Intrahepatic bile duct adenoma in a patient with gastric cancer

International Cancer Conference Journal
Tsutomu Namikawa, Sachi Tsuda, Kazune Fujisawa, Eri Munekage, Jun Iwabu, Masaya Munekage, Sunao Uemura, Shigehiro Tsujii, Hiromichi Maeda, Hiroyuki Kitagawa, Mitsuko Iguchi, Ichiro Murakami, Michiya Kobayashi, Kazuhiro Hanazaki


We report a case of intrahepatic bile duct adenoma (BDA) detected during laparoscopic distal gastrectomy for gastric cancer. A 70-year-old man was referred to our hospital for the treatment of gastric cancer. Esophagogastroduodenoscopy revealed an irregular, nodular, and elevated lesion on the greater curvature side of the middle third of the stomach.

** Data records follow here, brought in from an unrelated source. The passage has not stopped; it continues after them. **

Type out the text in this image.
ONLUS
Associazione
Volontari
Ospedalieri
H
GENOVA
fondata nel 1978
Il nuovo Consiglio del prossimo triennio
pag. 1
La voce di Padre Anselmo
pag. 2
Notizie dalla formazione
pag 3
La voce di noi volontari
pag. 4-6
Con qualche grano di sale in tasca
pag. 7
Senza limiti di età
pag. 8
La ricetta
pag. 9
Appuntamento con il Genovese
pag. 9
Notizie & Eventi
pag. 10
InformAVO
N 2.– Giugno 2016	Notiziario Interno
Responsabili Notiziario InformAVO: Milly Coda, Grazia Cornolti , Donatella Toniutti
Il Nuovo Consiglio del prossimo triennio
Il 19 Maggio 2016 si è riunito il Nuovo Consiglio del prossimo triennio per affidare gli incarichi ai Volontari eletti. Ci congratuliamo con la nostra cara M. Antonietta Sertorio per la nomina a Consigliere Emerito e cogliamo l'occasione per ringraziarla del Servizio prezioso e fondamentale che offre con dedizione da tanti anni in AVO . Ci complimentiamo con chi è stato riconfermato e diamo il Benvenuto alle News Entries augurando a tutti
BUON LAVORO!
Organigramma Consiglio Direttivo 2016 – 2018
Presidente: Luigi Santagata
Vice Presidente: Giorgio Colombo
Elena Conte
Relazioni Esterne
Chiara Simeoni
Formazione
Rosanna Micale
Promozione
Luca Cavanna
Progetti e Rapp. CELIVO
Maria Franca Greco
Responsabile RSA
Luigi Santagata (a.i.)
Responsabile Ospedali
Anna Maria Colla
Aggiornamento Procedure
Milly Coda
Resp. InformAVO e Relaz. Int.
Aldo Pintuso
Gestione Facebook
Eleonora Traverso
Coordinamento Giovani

Abdominal contrast-enhanced computed tomography showed wall thickening with homogeneous enhancement in the middle part of the stomach, and no lesions in the liver. The patient underwent laparoscopic distal gastrectomy with regional lymphadenectomy, and during the operation a small whitish nodule was observed on the lateral segment of the liver surface. The lesion was excised by partial resection of the liver for the purpose of both histological diagnosis and treatment. Pathological examination of the liver lesion revealed no structural or cellular atypia, no stromal invasion, and immunohistochemical positivity for CK7 and CK19, but negativity for p53. The final diagnosis was well-differentiated adenocarcinoma invading the gastric serosal layer without lymph node metastasis, and intrahepatic BDA measuring 0.4 × 0.3 cm. Following surgery, the patient remained symptom-free without evidence of recurrence for 5 months. To the best of our knowledge, this is the first case of BDA with gastric cancer. Because it is difficult to distinguish BDA from other liver tumors including metastatic cancer due to its characteristically small size and lack of specific morphological features on standard imaging, surgical resection should be considered as the most suitable approach for both accurate diagnosis and treatment.